Rossi y Villarruel tras la sombra de Massa y de Milei

Si en el primer debate de candidatos a vicepresidente Victoria Villaruel le había sacado varios pasos de ventaja a Rossi, en el de este miércoles ambos llegaron a la meta casi al mismo tiempo.

Más sólido y sabiendo de dónde iban a llegarle los ataques, el santafesino aprendió de sus errores y mantuvo la calma durante gran parte de los cruces. Esta vez no se vio ante la necesidad de confrontar con varios candidatos que lo eligieron como foco de las críticas, y supo sacarle mejor provecho a los mano a mano.

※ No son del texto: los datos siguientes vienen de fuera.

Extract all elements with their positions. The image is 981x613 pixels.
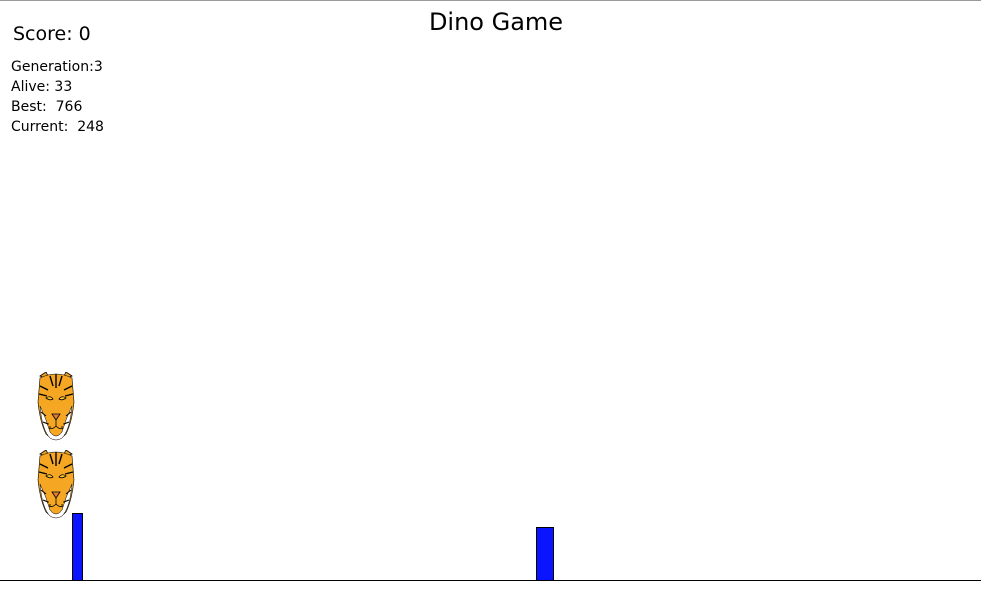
window-top-border xyxy=(0,0,981,1)
alive-stat: Alive: 33 xyxy=(11,77,104,97)
alive-value: 33 xyxy=(54,79,73,95)
score-label: Score xyxy=(13,23,67,45)
obstacle-2 xyxy=(536,527,554,581)
score-display: Score: 0 xyxy=(13,22,91,46)
current-label: Current: xyxy=(11,119,78,135)
stats-panel: Generation:3 Alive: 33 Best: 766 Current… xyxy=(11,57,104,137)
generation-value: 3 xyxy=(93,59,103,75)
best-label: Best: xyxy=(11,99,56,115)
tiger-face-icon xyxy=(37,372,75,441)
generation-label: Generation: xyxy=(11,59,94,75)
score-value: 0 xyxy=(78,23,91,45)
generation-stat: Generation:3 xyxy=(11,57,104,77)
obstacle-1 xyxy=(72,513,83,581)
ground-line xyxy=(0,580,981,581)
current-value: 248 xyxy=(77,119,104,135)
alive-label: Alive: xyxy=(11,79,55,95)
current-stat: Current: 248 xyxy=(11,117,104,137)
tiger-player-2 xyxy=(36,450,76,522)
score-separator: : xyxy=(66,23,79,45)
best-stat: Best: 766 xyxy=(11,97,104,117)
tiger-face-icon xyxy=(37,450,75,519)
game-title: Dino Game xyxy=(428,8,564,36)
tiger-player-1 xyxy=(36,372,76,444)
best-value: 766 xyxy=(55,99,83,115)
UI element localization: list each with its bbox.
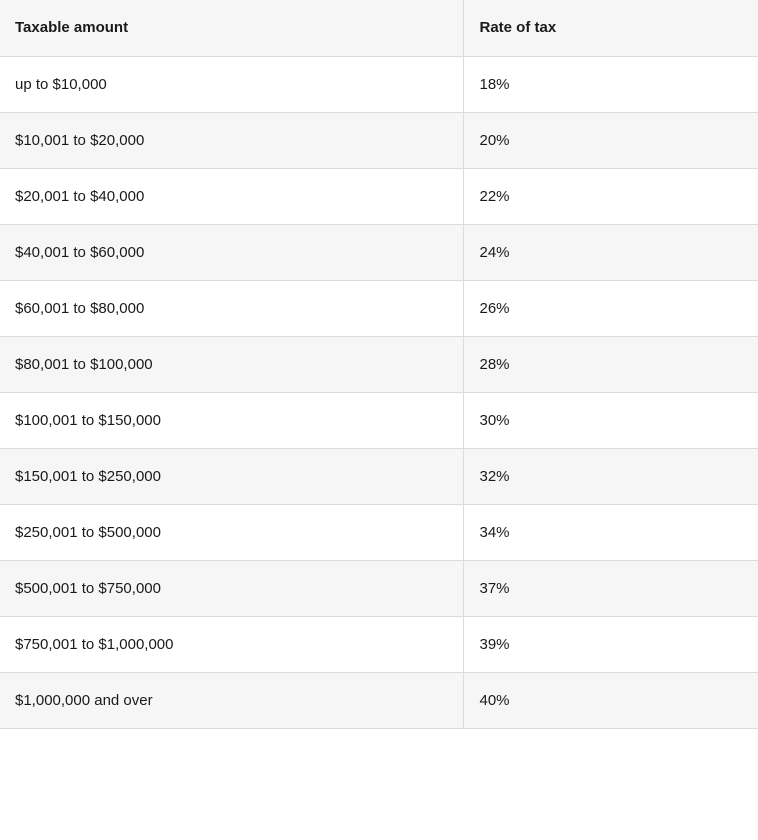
tax-rate-cell: 26% <box>462 280 758 337</box>
tax-rate-cell: 18% <box>462 56 758 113</box>
taxable-amount-cell: $60,001 to $80,000 <box>0 280 463 337</box>
tax-rate-cell: 34% <box>462 504 758 561</box>
tax-rate-cell: 40% <box>462 672 758 729</box>
tax-rate-cell: 22% <box>462 168 758 225</box>
table-row: $40,001 to $60,000 24% <box>0 224 758 281</box>
taxable-amount-cell: $750,001 to $1,000,000 <box>0 616 463 673</box>
header-taxable-amount: Taxable amount <box>0 0 463 57</box>
table-row: $1,000,000 and over 40% <box>0 672 758 729</box>
table-row: $100,001 to $150,000 30% <box>0 392 758 449</box>
taxable-amount-cell: $80,001 to $100,000 <box>0 336 463 393</box>
tax-rate-cell: 37% <box>462 560 758 617</box>
header-rate-of-tax: Rate of tax <box>462 0 758 57</box>
taxable-amount-cell: $10,001 to $20,000 <box>0 112 463 169</box>
taxable-amount-cell: $20,001 to $40,000 <box>0 168 463 225</box>
tax-rate-cell: 39% <box>462 616 758 673</box>
tax-rate-cell: 20% <box>462 112 758 169</box>
taxable-amount-cell: $40,001 to $60,000 <box>0 224 463 281</box>
taxable-amount-cell: $100,001 to $150,000 <box>0 392 463 449</box>
table-row: $60,001 to $80,000 26% <box>0 280 758 337</box>
tax-rate-cell: 28% <box>462 336 758 393</box>
table-row: $250,001 to $500,000 34% <box>0 504 758 561</box>
table-row: $750,001 to $1,000,000 39% <box>0 616 758 673</box>
tax-rate-cell: 30% <box>462 392 758 449</box>
taxable-amount-cell: $250,001 to $500,000 <box>0 504 463 561</box>
table-row: $20,001 to $40,000 22% <box>0 168 758 225</box>
table-row: $10,001 to $20,000 20% <box>0 112 758 169</box>
table-row: $500,001 to $750,000 37% <box>0 560 758 617</box>
table-row: up to $10,000 18% <box>0 56 758 113</box>
table-row: $80,001 to $100,000 28% <box>0 336 758 393</box>
taxable-amount-cell: $1,000,000 and over <box>0 672 463 729</box>
taxable-amount-cell: $500,001 to $750,000 <box>0 560 463 617</box>
tax-rate-table: Taxable amount Rate of tax up to $10,000… <box>0 0 758 729</box>
table-header-row: Taxable amount Rate of tax <box>0 0 758 57</box>
tax-rate-cell: 32% <box>462 448 758 505</box>
tax-rate-cell: 24% <box>462 224 758 281</box>
taxable-amount-cell: $150,001 to $250,000 <box>0 448 463 505</box>
taxable-amount-cell: up to $10,000 <box>0 56 463 113</box>
table-row: $150,001 to $250,000 32% <box>0 448 758 505</box>
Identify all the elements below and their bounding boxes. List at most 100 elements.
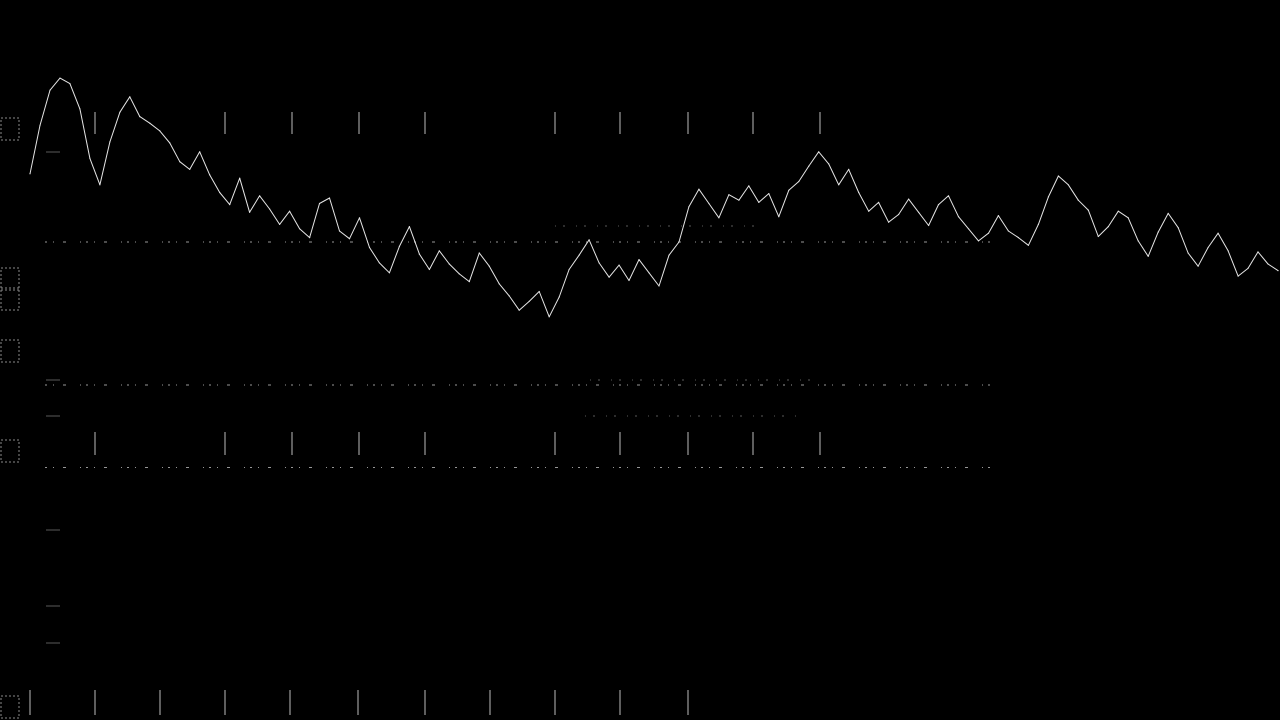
- data-point: [1137, 240, 1139, 242]
- data-point: [928, 224, 930, 227]
- data-point: [49, 89, 51, 91]
- data-point: [1247, 267, 1249, 269]
- data-point: [39, 124, 41, 126]
- data-point: [348, 238, 351, 240]
- data-point: [648, 272, 650, 274]
- data-point: [1237, 275, 1239, 277]
- data-point: [129, 96, 131, 98]
- data-point: [828, 163, 830, 165]
- data-point: [418, 253, 420, 255]
- edge-label-fragment-4: [0, 439, 20, 463]
- data-point: [798, 180, 800, 183]
- data-point: [378, 262, 380, 264]
- data-point: [908, 198, 910, 200]
- data-point: [269, 208, 271, 210]
- data-point: [189, 168, 191, 170]
- data-point: [239, 177, 241, 179]
- data-point: [428, 268, 430, 271]
- edge-label-fragment-3: [0, 339, 20, 363]
- data-point: [508, 295, 510, 297]
- data-point: [59, 77, 61, 79]
- data-point: [229, 204, 231, 206]
- data-point: [1087, 209, 1089, 211]
- data-point: [628, 279, 630, 282]
- data-point: [498, 283, 500, 285]
- data-point: [967, 228, 970, 230]
- data-point: [957, 216, 960, 218]
- data-point: [1207, 246, 1209, 249]
- data-point: [718, 217, 720, 219]
- data-point: [408, 226, 410, 228]
- data-point: [249, 211, 251, 213]
- data-point: [947, 195, 950, 197]
- data-point: [528, 300, 530, 302]
- data-point: [688, 206, 690, 208]
- data-point: [1107, 226, 1109, 228]
- data-point: [518, 309, 520, 311]
- edge-label-fragment-2: [0, 287, 20, 311]
- data-point: [1267, 263, 1269, 265]
- edge-label-fragment-0: [0, 117, 20, 141]
- data-point: [638, 259, 640, 261]
- data-point: [1067, 184, 1069, 186]
- data-point: [678, 241, 680, 243]
- data-point: [109, 141, 111, 143]
- data-point: [778, 216, 780, 218]
- data-point: [79, 108, 81, 110]
- tick-layer: [29, 112, 821, 715]
- data-point: [299, 228, 301, 230]
- data-point: [878, 201, 880, 203]
- waveform-trace: [29, 77, 1279, 318]
- data-point: [438, 250, 440, 252]
- data-point: [937, 204, 940, 206]
- data-point: [219, 191, 221, 194]
- data-point: [918, 211, 920, 213]
- data-point: [1127, 217, 1129, 219]
- data-point: [99, 184, 101, 186]
- data-point: [388, 272, 390, 274]
- data-point: [588, 239, 590, 241]
- data-point: [1227, 250, 1229, 252]
- data-point: [139, 116, 141, 118]
- data-point: [488, 265, 490, 267]
- data-point: [149, 122, 151, 124]
- data-point: [1217, 232, 1219, 234]
- data-point: [448, 263, 450, 265]
- data-point: [558, 296, 560, 298]
- edge-label-fragment-1: [0, 267, 20, 291]
- data-point: [1077, 199, 1079, 201]
- data-point: [1157, 231, 1159, 233]
- data-point: [289, 210, 291, 212]
- data-point: [768, 193, 770, 195]
- data-point: [1187, 252, 1189, 254]
- data-point: [1117, 210, 1119, 212]
- data-point: [888, 221, 890, 223]
- data-point: [808, 165, 810, 167]
- data-point: [338, 230, 341, 232]
- edge-label-fragment-5: [0, 695, 20, 719]
- data-point: [1037, 223, 1039, 225]
- data-point: [209, 174, 211, 176]
- data-point: [159, 130, 161, 132]
- data-point: [977, 240, 980, 242]
- trace-layer: [29, 77, 1279, 318]
- data-point: [997, 215, 1000, 217]
- data-point: [748, 185, 750, 187]
- data-point: [169, 142, 171, 144]
- data-point: [838, 184, 840, 186]
- left-edge-markers: [0, 117, 20, 719]
- data-point: [328, 197, 331, 199]
- data-point: [259, 195, 261, 197]
- data-point: [119, 111, 121, 113]
- data-point: [1167, 212, 1169, 214]
- data-point: [89, 157, 91, 159]
- data-point: [179, 161, 181, 163]
- data-point: [279, 223, 281, 225]
- data-point: [29, 173, 31, 175]
- data-point: [318, 202, 321, 205]
- data-point: [758, 201, 760, 203]
- data-point: [1017, 237, 1020, 239]
- data-point: [658, 285, 660, 287]
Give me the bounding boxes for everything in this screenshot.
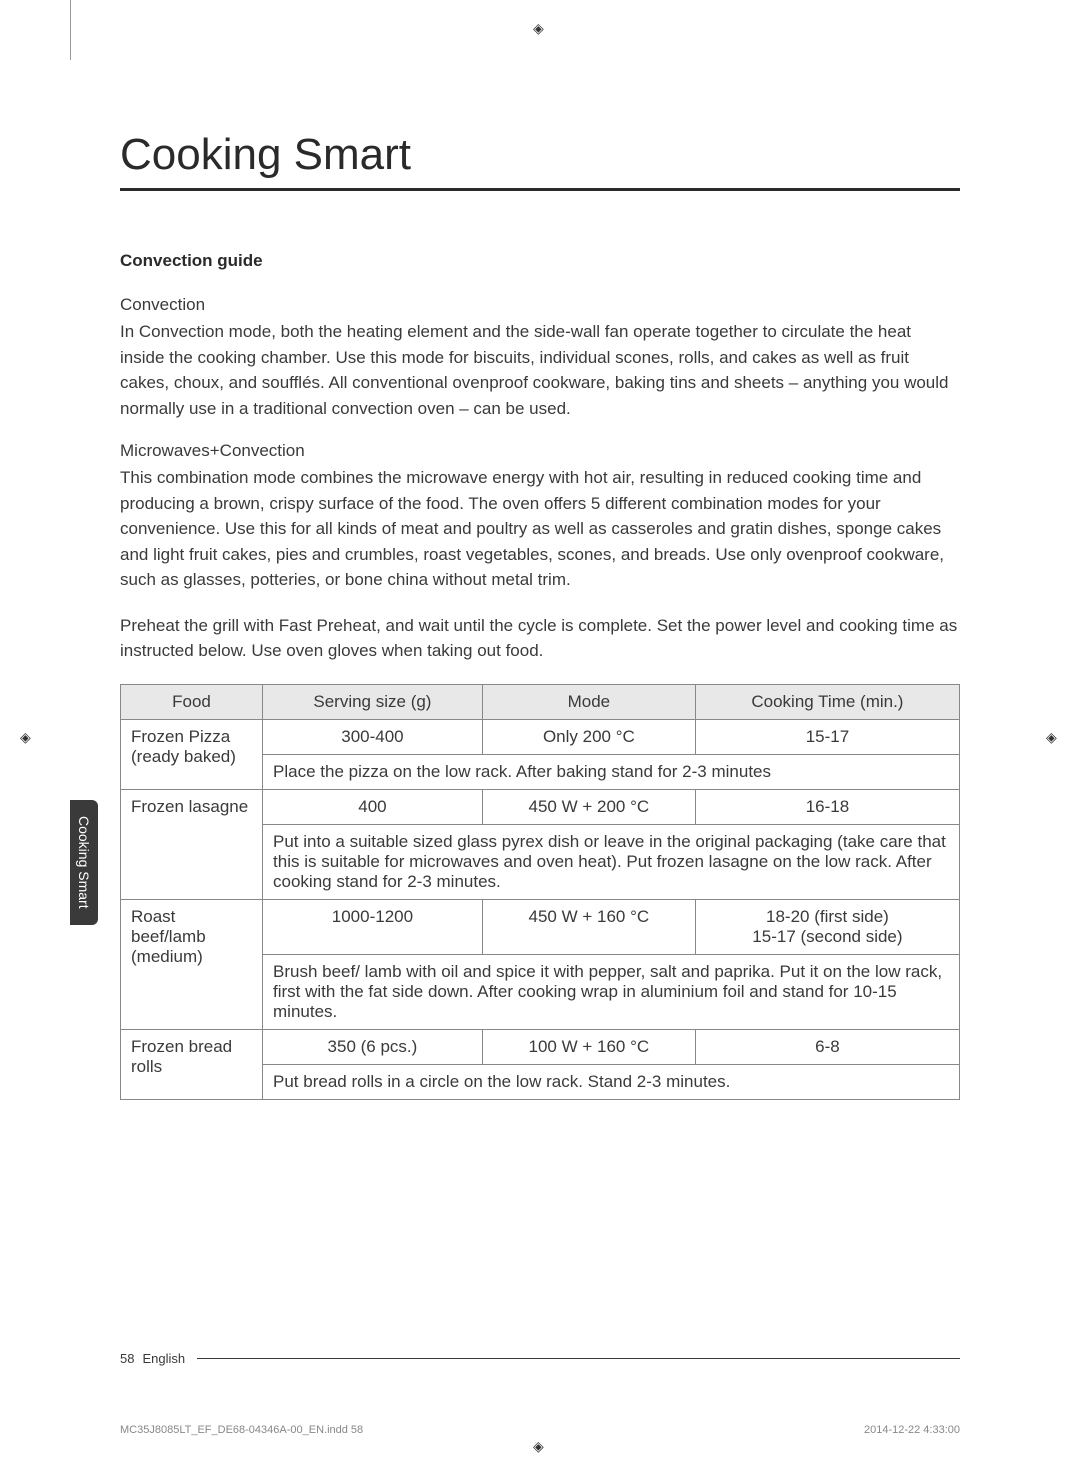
section-heading: Convection guide xyxy=(120,251,960,271)
cell-food: Frozen lasagne xyxy=(121,789,263,899)
table-header-row: Food Serving size (g) Mode Cooking Time … xyxy=(121,684,960,719)
cell-note: Put bread rolls in a circle on the low r… xyxy=(263,1064,960,1099)
microconv-text: This combination mode combines the micro… xyxy=(120,465,960,593)
microconv-title: Microwaves+Convection xyxy=(120,441,960,461)
cell-food: Roast beef/lamb (medium) xyxy=(121,899,263,1029)
page-title: Cooking Smart xyxy=(120,130,960,180)
print-filename: MC35J8085LT_EF_DE68-04346A-00_EN.indd 58 xyxy=(120,1424,363,1436)
table-row: Frozen lasagne400450 W + 200 °C16-18 xyxy=(121,789,960,824)
cell-time: 6-8 xyxy=(695,1029,959,1064)
page-number: 58 xyxy=(120,1351,134,1366)
cell-time: 18-20 (first side) 15-17 (second side) xyxy=(695,899,959,954)
cooking-table: Food Serving size (g) Mode Cooking Time … xyxy=(120,684,960,1100)
th-mode: Mode xyxy=(482,684,695,719)
table-row: Roast beef/lamb (medium)1000-1200450 W +… xyxy=(121,899,960,954)
cell-note: Place the pizza on the low rack. After b… xyxy=(263,754,960,789)
th-food: Food xyxy=(121,684,263,719)
cell-serving: 300-400 xyxy=(263,719,483,754)
page-lang: English xyxy=(142,1351,185,1366)
cell-serving: 400 xyxy=(263,789,483,824)
cell-mode: 450 W + 200 °C xyxy=(482,789,695,824)
page-content: Cooking Smart Convection guide Convectio… xyxy=(0,0,1080,1476)
page-footer: 58 English xyxy=(120,1351,960,1366)
th-serving: Serving size (g) xyxy=(263,684,483,719)
cell-food: Frozen bread rolls xyxy=(121,1029,263,1099)
cell-time: 15-17 xyxy=(695,719,959,754)
cell-mode: Only 200 °C xyxy=(482,719,695,754)
preheat-text: Preheat the grill with Fast Preheat, and… xyxy=(120,613,960,664)
convection-text: In Convection mode, both the heating ele… xyxy=(120,319,960,421)
title-divider xyxy=(120,188,960,191)
cell-note: Put into a suitable sized glass pyrex di… xyxy=(263,824,960,899)
table-row: Frozen bread rolls350 (6 pcs.)100 W + 16… xyxy=(121,1029,960,1064)
cell-time: 16-18 xyxy=(695,789,959,824)
print-footer: MC35J8085LT_EF_DE68-04346A-00_EN.indd 58… xyxy=(120,1424,960,1436)
cell-mode: 100 W + 160 °C xyxy=(482,1029,695,1064)
cell-mode: 450 W + 160 °C xyxy=(482,899,695,954)
footer-line xyxy=(197,1358,960,1359)
print-datetime: 2014-12-22 4:33:00 xyxy=(864,1424,960,1436)
th-time: Cooking Time (min.) xyxy=(695,684,959,719)
cell-serving: 350 (6 pcs.) xyxy=(263,1029,483,1064)
table-row: Frozen Pizza (ready baked)300-400Only 20… xyxy=(121,719,960,754)
cell-serving: 1000-1200 xyxy=(263,899,483,954)
cell-note: Brush beef/ lamb with oil and spice it w… xyxy=(263,954,960,1029)
cell-food: Frozen Pizza (ready baked) xyxy=(121,719,263,789)
convection-title: Convection xyxy=(120,295,960,315)
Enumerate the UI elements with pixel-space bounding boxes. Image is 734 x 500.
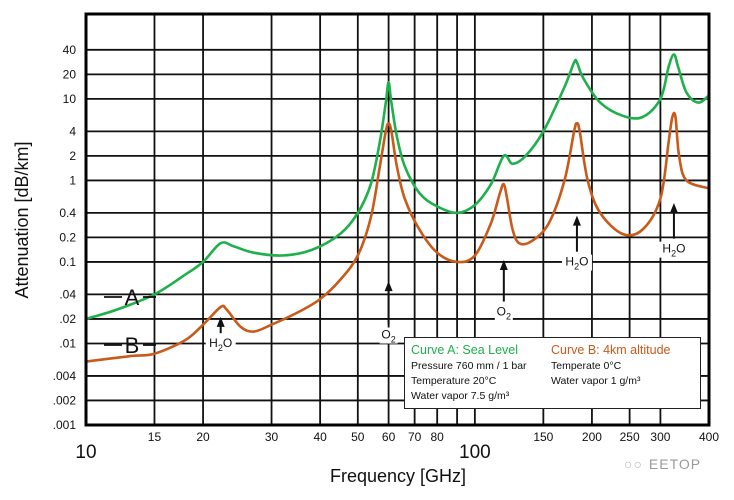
annotation-h2o: H2O: [658, 202, 689, 259]
x-tick-label: 100: [459, 442, 491, 463]
x-tick-label: 150: [533, 430, 553, 444]
series: [84, 53, 711, 363]
y-tick-label: 2: [69, 149, 76, 163]
x-tick-label: 50: [351, 430, 365, 444]
annotation-h2o: H2O: [561, 215, 592, 272]
annotation-label: O2: [497, 305, 511, 322]
legend-b-line: Water vapor 1 g/m³: [551, 375, 641, 387]
annotation-label: H2O: [209, 336, 232, 353]
x-tick-label: 60: [382, 430, 396, 444]
x-tick-label: 10: [75, 442, 96, 463]
y-tick-label: 40: [63, 43, 77, 57]
y-tick-label: 1: [69, 173, 76, 187]
series-curve-a: [84, 53, 711, 321]
y-tick-label: 0.4: [59, 206, 76, 220]
y-tick-label: .02: [59, 312, 76, 326]
annotation-o2: O2: [379, 281, 398, 345]
y-tick-label: .01: [59, 336, 76, 350]
annotation-label: H2O: [662, 242, 685, 259]
legend-a-line: Water vapor 7.5 g/m³: [411, 390, 510, 402]
x-tick-label: 400: [699, 430, 719, 444]
arrow-up-icon: [572, 215, 581, 226]
plot-border: [84, 12, 711, 427]
annotation-label-bg: [205, 336, 236, 353]
y-tick-label: .004: [53, 369, 77, 383]
y-tick-label: 4: [69, 124, 76, 138]
legend: Curve A: Sea Level Pressure 760 mm / 1 b…: [404, 337, 701, 409]
legend-curve-a: Curve A: Sea Level Pressure 760 mm / 1 b…: [411, 343, 527, 404]
series-curve-b: [84, 111, 711, 363]
annotation-h2o: H2O: [205, 316, 236, 353]
arrow-up-icon: [384, 281, 393, 292]
y-axis-ticks: 40 20 10 4 2 1 0.4 0.2 0.1 .04 .02 .01 .004 .002 .001: [53, 43, 77, 432]
annotation-label-bg: [379, 327, 398, 344]
x-tick-label: 300: [650, 430, 670, 444]
curve-letter-b: B: [125, 333, 140, 358]
x-tick-label: 250: [620, 430, 640, 444]
legend-b-line: Temperate 0°C: [551, 360, 622, 372]
arrow-up-icon: [499, 259, 508, 270]
x-tick-label: 80: [431, 430, 445, 444]
annotation-label-bg: [561, 254, 592, 271]
curve-label-a: A: [104, 285, 156, 310]
annotations: H2O O2 O2 H2O H2O: [205, 202, 689, 353]
arrow-up-icon: [216, 316, 225, 327]
annotation-label: H2O: [565, 255, 588, 272]
x-tick-label: 70: [408, 430, 422, 444]
y-tick-label: 20: [63, 67, 77, 81]
legend-curve-b: Curve B: 4km altitude Temperate 0°C Wate…: [551, 343, 671, 389]
x-tick-label: 200: [582, 430, 602, 444]
y-tick-label: 0.1: [59, 255, 76, 269]
curve-letter-a: A: [125, 285, 140, 310]
y-tick-label: 10: [63, 92, 77, 106]
x-axis-ticks: 10 15 20 30 40 50 60 70 80 100 150 200 250 300 400: [75, 430, 719, 463]
y-axis-label: Attenuation [dB/km]: [12, 141, 32, 298]
annotation-label-bg: [494, 304, 513, 321]
annotation-label-bg: [658, 241, 689, 258]
annotation-o2: O2: [494, 259, 513, 322]
y-tick-label: .04: [59, 287, 76, 301]
x-tick-label: 15: [148, 430, 162, 444]
watermark: ○○ EETOP: [624, 456, 701, 472]
legend-title-b: Curve B: 4km altitude: [551, 343, 671, 357]
x-tick-label: 30: [265, 430, 279, 444]
y-tick-label: .002: [53, 393, 77, 407]
x-axis-label: Frequency [GHz]: [330, 466, 466, 486]
wechat-icon: ○○: [624, 456, 643, 472]
legend-a-line: Pressure 760 mm / 1 bar: [411, 360, 527, 372]
x-tick-label: 20: [196, 430, 210, 444]
arrow-up-icon: [669, 202, 678, 213]
legend-title-a: Curve A: Sea Level: [411, 343, 519, 357]
y-tick-label: .001: [53, 418, 77, 432]
legend-a-line: Temperature 20°C: [411, 375, 497, 387]
annotation-label: O2: [381, 328, 395, 345]
y-tick-label: 0.2: [59, 230, 76, 244]
x-tick-label: 40: [313, 430, 327, 444]
curve-label-b: B: [104, 333, 156, 358]
watermark-text: EETOP: [648, 456, 702, 472]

En tanto que la candidata libertaria -dogmática, minuciosa- adoptó una postura confrontativa, se manifestó en varias oportunidades como “indignada” y “enojada” y pudo exponer las ideas de su espacio político sin mayores dificultades. Incluso se abrazó al mensaje del “cambio” que llegó a LLA tras el acuerdo de Milei con Mauricio Macri y Patricia Bullrich.

Apeló a viejas chicanas, como la muerte del fiscal Alberto Nisman, las denuncias de corrupción sobre los gobiernos kirchneristas, el escándalo con el viaje de Martín Insaurralde, el memorándum con Irán, la fiesta de Olivos y hasta las inundaciones de La Plata, entre otros. Rossi no respondió a ninguna.

La bajada de línea de Massa quedó clara: no confrontar, no entrar en discusiones que lo pudieran sacar de eje y hablar todo el tiempo de propuestas. El tigrense había apelado a esa estrategia en sus dos debates presidenciales y en su equipo de campaña están convencidos de que le sumó.